Nella filiera della mozzarella di bufala campana, trovare casari e addetti è diventato difficile. Un lavoro duro, che richiede sacrificio, orari impegnativi e una dedizione che sempre meno giovani sembrano disposti ad accettare. Le giornate iniziano prima dell’alba, spesso già alle quattro del mattino, perché gli animali e la produzione non conoscono pause.
A confermarlo è Domenico Raimondo, alla guida del Consorzio di Tutela della Mozzarella di Bufala Campana Dop. Una vita fatta di passione, spiega, ma anche di rinunce, che oggi fatica ad attirare nuove generazioni.
Eppure i numeri raccontano un comparto tutt’altro che marginale: circa 1,4 miliardi di euro di valore, con il 35% della produzione destinata all’estero. I principali mercati sono Francia, Germania, Spagna e Gran Bretagna. Un pilastro economico che rischia, però, di perdere forza nel tempo.
Il problema non è immediato, ma la direzione è chiara. Se la carenza di personale continuerà, il sistema dovrà cambiare. Tra le ipotesi, anche quella di affidare parte della produzione a tecnologie avanzate, fino all’utilizzo di robot e intelligenza artificiale.

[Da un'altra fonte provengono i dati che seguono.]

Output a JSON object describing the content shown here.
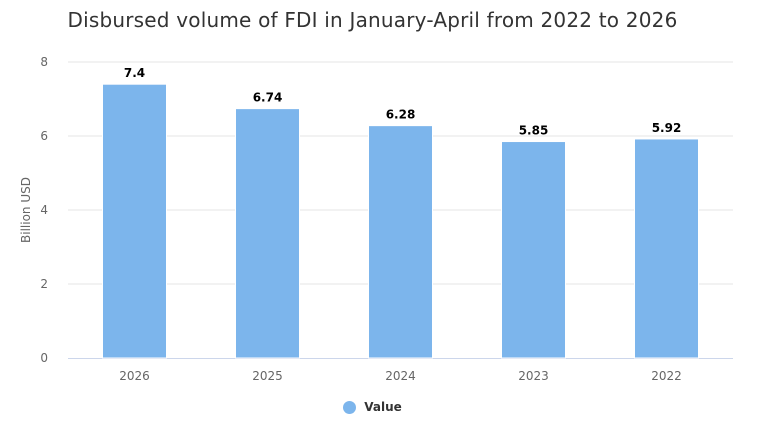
{
  "chart_data": {
    "type": "bar",
    "title": "Disbursed volume of FDI in January-April from 2022 to 2026",
    "xlabel": "",
    "ylabel": "Billion USD",
    "categories": [
      "2026",
      "2025",
      "2024",
      "2023",
      "2022"
    ],
    "series": [
      {
        "name": "Value",
        "values": [
          7.4,
          6.74,
          6.28,
          5.85,
          5.92
        ],
        "color": "#7cb5ec"
      }
    ],
    "data_labels": [
      "7.4",
      "6.74",
      "6.28",
      "5.85",
      "5.92"
    ],
    "ylim": [
      0,
      8
    ],
    "yticks": [
      0,
      2,
      4,
      6,
      8
    ],
    "grid": true,
    "legend": "bottom-center"
  }
}
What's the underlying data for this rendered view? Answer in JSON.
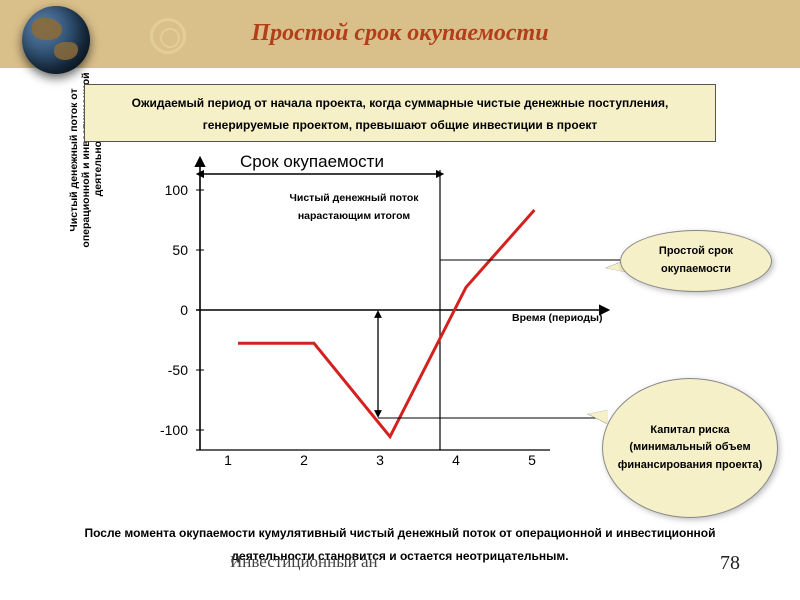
{
  "title": "Простой срок окупаемости",
  "definition": "Ожидаемый период от начала проекта, когда суммарные чистые денежные поступления, генерируемые проектом, превышают общие инвестиции в проект",
  "chart": {
    "type": "line",
    "srok_label": "Срок окупаемости",
    "cumulative_label": "Чистый денежный поток нарастающим итогом",
    "y_axis_label": "Чистый денежный поток от операционной и инвестиционной деятельности",
    "x_axis_label": "Время (периоды)",
    "y_ticks": [
      100,
      50,
      0,
      -50,
      -100
    ],
    "x_ticks": [
      1,
      2,
      3,
      4,
      5
    ],
    "ylim": [
      -100,
      110
    ],
    "xlim": [
      0.5,
      5.5
    ],
    "line_color": "#d4201e",
    "line_width": 3,
    "axis_color": "#000000",
    "background_color": "#ffffff",
    "payback_x": 3.85,
    "series": {
      "x": [
        1,
        2,
        3,
        4,
        4.9
      ],
      "y": [
        -20,
        -20,
        -90,
        22,
        80
      ]
    }
  },
  "callouts": {
    "simple": "Простой срок окупаемости",
    "risk": "Капитал риска (минимальный объем финансирования проекта)"
  },
  "footer": "После момента окупаемости кумулятивный чистый денежный поток от операционной и инвестиционной деятельности становится и остается неотрицательным.",
  "footer_sub": "Инвестиционный ан",
  "page": "78",
  "colors": {
    "header_band": "#d9bf8a",
    "title_color": "#b43d1a",
    "box_fill": "#f5f0c8",
    "box_border": "#555555"
  }
}
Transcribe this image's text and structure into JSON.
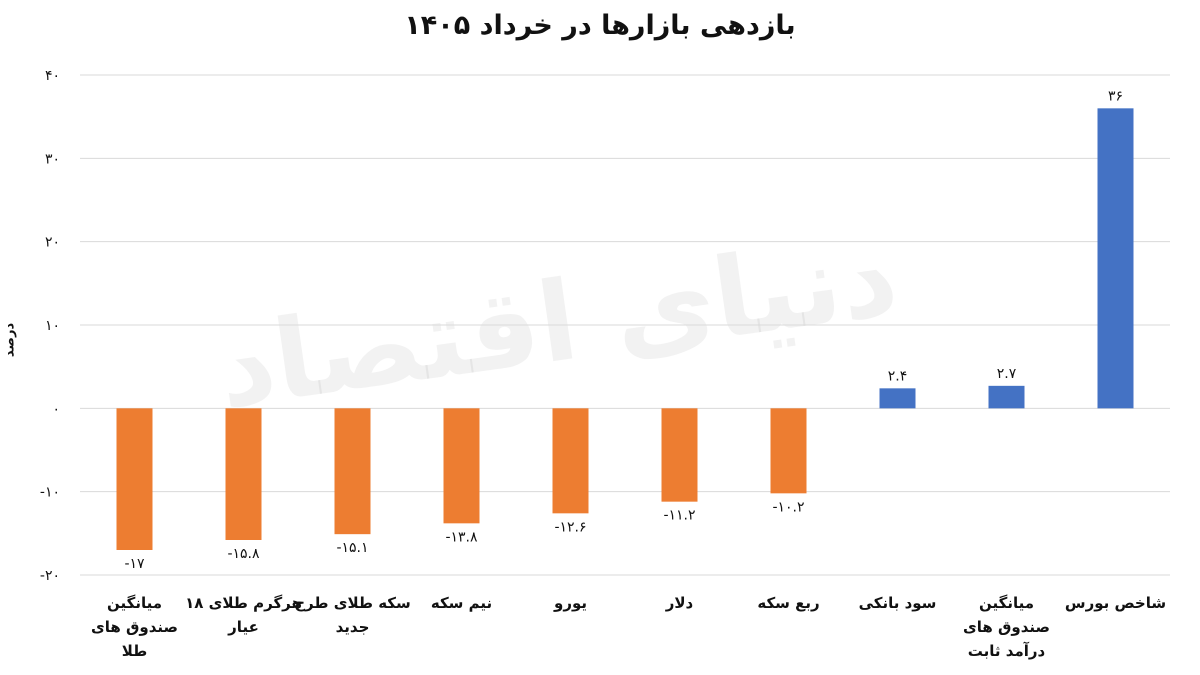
{
  "chart_data": {
    "type": "bar",
    "title": "بازدهی بازارها در خرداد ۱۴۰۵",
    "xlabel": "",
    "ylabel": "درصد",
    "ylim": [
      -20,
      40
    ],
    "yticks": [
      -20,
      -10,
      0,
      10,
      20,
      30,
      40
    ],
    "ytick_labels": [
      "-۲۰",
      "-۱۰",
      "۰",
      "۱۰",
      "۲۰",
      "۳۰",
      "۴۰"
    ],
    "grid": true,
    "categories": [
      "میانگین صندوق های طلا",
      "هرگرم طلای ۱۸ عیار",
      "سکه طلای طرح جدید",
      "نیم سکه",
      "یورو",
      "دلار",
      "ربع سکه",
      "سود بانکی",
      "میانگین صندوق های درآمد ثابت",
      "شاخص بورس"
    ],
    "category_lines": [
      [
        "میانگین",
        "صندوق های",
        "طلا"
      ],
      [
        "هرگرم طلای ۱۸",
        "عیار"
      ],
      [
        "سکه طلای طرح",
        "جدید"
      ],
      [
        "نیم سکه"
      ],
      [
        "یورو"
      ],
      [
        "دلار"
      ],
      [
        "ربع سکه"
      ],
      [
        "سود بانکی"
      ],
      [
        "میانگین",
        "صندوق های",
        "درآمد ثابت"
      ],
      [
        "شاخص بورس"
      ]
    ],
    "values": [
      -17,
      -15.8,
      -15.1,
      -13.8,
      -12.6,
      -11.2,
      -10.2,
      2.4,
      2.7,
      36
    ],
    "value_labels": [
      "-۱۷",
      "-۱۵.۸",
      "-۱۵.۱",
      "-۱۳.۸",
      "-۱۲.۶",
      "-۱۱.۲",
      "-۱۰.۲",
      "۲.۴",
      "۲.۷",
      "۳۶"
    ],
    "colors": {
      "positive": "#4472C4",
      "negative": "#ED7D31",
      "grid": "#d9d9d9",
      "text": "#111111"
    },
    "watermark": "دنیای اقتصاد"
  }
}
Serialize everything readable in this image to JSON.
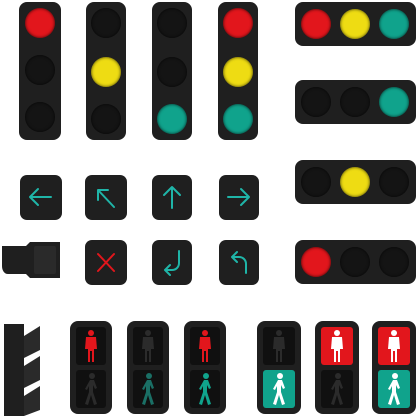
{
  "canvas": {
    "width": 416,
    "height": 416,
    "background": "#ffffff"
  },
  "colors": {
    "housing": "#1f1f1f",
    "off_lamp": "#141414",
    "red": "#e2161c",
    "yellow": "#eedc13",
    "green": "#10a38c",
    "arrow_cyan": "#1fb5a8"
  },
  "vertical_signals": [
    {
      "name": "red-on",
      "lamps": [
        "red",
        "off",
        "off"
      ]
    },
    {
      "name": "yellow-on",
      "lamps": [
        "off",
        "yellow",
        "off"
      ]
    },
    {
      "name": "green-on",
      "lamps": [
        "off",
        "off",
        "green"
      ]
    },
    {
      "name": "all-on",
      "lamps": [
        "red",
        "yellow",
        "green"
      ]
    }
  ],
  "horizontal_signals": [
    {
      "name": "all-on",
      "lamps": [
        "red",
        "yellow",
        "green"
      ]
    },
    {
      "name": "green-on",
      "lamps": [
        "off",
        "off",
        "green"
      ]
    },
    {
      "name": "yellow-on",
      "lamps": [
        "off",
        "yellow",
        "off"
      ]
    },
    {
      "name": "red-on",
      "lamps": [
        "red",
        "off",
        "off"
      ]
    }
  ],
  "arrow_signals": [
    {
      "icon": "arrow-left-icon"
    },
    {
      "icon": "arrow-up-left-icon"
    },
    {
      "icon": "arrow-up-icon"
    },
    {
      "icon": "arrow-right-icon"
    },
    {
      "icon": "cross-x-icon"
    },
    {
      "icon": "turn-down-left-icon"
    },
    {
      "icon": "turn-left-up-icon"
    }
  ],
  "pedestrian_signals": [
    {
      "name": "stop-on",
      "top": "red-figure",
      "bottom": "off"
    },
    {
      "name": "all-off",
      "top": "off",
      "bottom": "off"
    },
    {
      "name": "walk-on",
      "top": "off",
      "bottom": "green-figure"
    },
    {
      "name": "both-on",
      "top": "red-figure",
      "bottom": "green-figure"
    },
    {
      "name": "walk-bg",
      "top": "off",
      "bottom": "green-bg"
    },
    {
      "name": "stop-bg",
      "top": "red-bg",
      "bottom": "off"
    },
    {
      "name": "both-bg",
      "top": "red-bg",
      "bottom": "green-bg"
    }
  ]
}
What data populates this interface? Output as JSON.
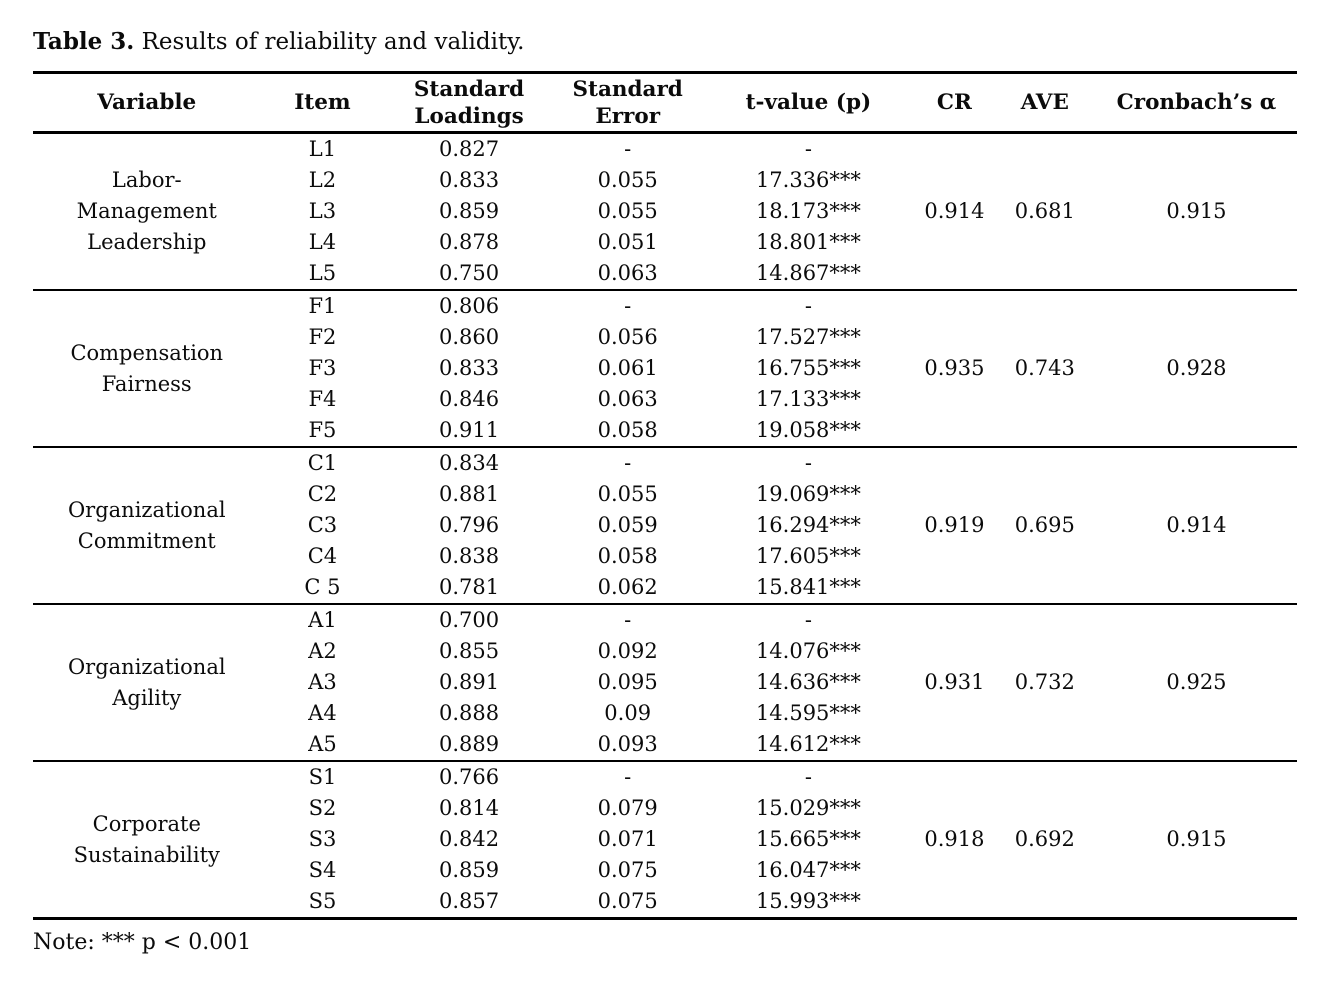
{
  "caption": {
    "label": "Table 3.",
    "text": "Results of reliability and validity."
  },
  "table": {
    "columns": [
      "Variable",
      "Item",
      "Standard\nLoadings",
      "Standard\nError",
      "t-value (p)",
      "CR",
      "AVE",
      "Cronbach’s α"
    ],
    "groups": [
      {
        "variable": "Labor-\nManagement\nLeadership",
        "cr": "0.914",
        "ave": "0.681",
        "alpha": "0.915",
        "rows": [
          {
            "item": "L1",
            "loading": "0.827",
            "se": "-",
            "t": "-"
          },
          {
            "item": "L2",
            "loading": "0.833",
            "se": "0.055",
            "t": "17.336***"
          },
          {
            "item": "L3",
            "loading": "0.859",
            "se": "0.055",
            "t": "18.173***"
          },
          {
            "item": "L4",
            "loading": "0.878",
            "se": "0.051",
            "t": "18.801***"
          },
          {
            "item": "L5",
            "loading": "0.750",
            "se": "0.063",
            "t": "14.867***"
          }
        ]
      },
      {
        "variable": "Compensation\nFairness",
        "cr": "0.935",
        "ave": "0.743",
        "alpha": "0.928",
        "rows": [
          {
            "item": "F1",
            "loading": "0.806",
            "se": "-",
            "t": "-"
          },
          {
            "item": "F2",
            "loading": "0.860",
            "se": "0.056",
            "t": "17.527***"
          },
          {
            "item": "F3",
            "loading": "0.833",
            "se": "0.061",
            "t": "16.755***"
          },
          {
            "item": "F4",
            "loading": "0.846",
            "se": "0.063",
            "t": "17.133***"
          },
          {
            "item": "F5",
            "loading": "0.911",
            "se": "0.058",
            "t": "19.058***"
          }
        ]
      },
      {
        "variable": "Organizational\nCommitment",
        "cr": "0.919",
        "ave": "0.695",
        "alpha": "0.914",
        "rows": [
          {
            "item": "C1",
            "loading": "0.834",
            "se": "-",
            "t": "-"
          },
          {
            "item": "C2",
            "loading": "0.881",
            "se": "0.055",
            "t": "19.069***"
          },
          {
            "item": "C3",
            "loading": "0.796",
            "se": "0.059",
            "t": "16.294***"
          },
          {
            "item": "C4",
            "loading": "0.838",
            "se": "0.058",
            "t": "17.605***"
          },
          {
            "item": "C 5",
            "loading": "0.781",
            "se": "0.062",
            "t": "15.841***"
          }
        ]
      },
      {
        "variable": "Organizational\nAgility",
        "cr": "0.931",
        "ave": "0.732",
        "alpha": "0.925",
        "rows": [
          {
            "item": "A1",
            "loading": "0.700",
            "se": "-",
            "t": "-"
          },
          {
            "item": "A2",
            "loading": "0.855",
            "se": "0.092",
            "t": "14.076***"
          },
          {
            "item": "A3",
            "loading": "0.891",
            "se": "0.095",
            "t": "14.636***"
          },
          {
            "item": "A4",
            "loading": "0.888",
            "se": "0.09",
            "t": "14.595***"
          },
          {
            "item": "A5",
            "loading": "0.889",
            "se": "0.093",
            "t": "14.612***"
          }
        ]
      },
      {
        "variable": "Corporate\nSustainability",
        "cr": "0.918",
        "ave": "0.692",
        "alpha": "0.915",
        "rows": [
          {
            "item": "S1",
            "loading": "0.766",
            "se": "-",
            "t": "-"
          },
          {
            "item": "S2",
            "loading": "0.814",
            "se": "0.079",
            "t": "15.029***"
          },
          {
            "item": "S3",
            "loading": "0.842",
            "se": "0.071",
            "t": "15.665***"
          },
          {
            "item": "S4",
            "loading": "0.859",
            "se": "0.075",
            "t": "16.047***"
          },
          {
            "item": "S5",
            "loading": "0.857",
            "se": "0.075",
            "t": "15.993***"
          }
        ]
      }
    ]
  },
  "note": "Note: *** p < 0.001"
}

Nel frattempo, il Consorzio cerca di correre ai ripari. Dal 2017 è attiva una scuola di formazione per nuovi casari e per l’aggiornamento degli operatori della filiera. Sono circa cento quelli formati finora: alcuni inseriti nelle aziende, altri diventati imprenditori, altri ancora impegnati in territori diversi.
Ma la formazione da sola non basta. Secondo gli operatori del settore, serve un intervento più ampio: rendere il lavoro più attrattivo anche dal punto di vista economico, aumentando i salari e riducendo il peso di tasse e contributi.
Una sfida che riguarda non solo il futuro di una professione, ma quello di una delle produzioni italiane più rappresentative nel mondo.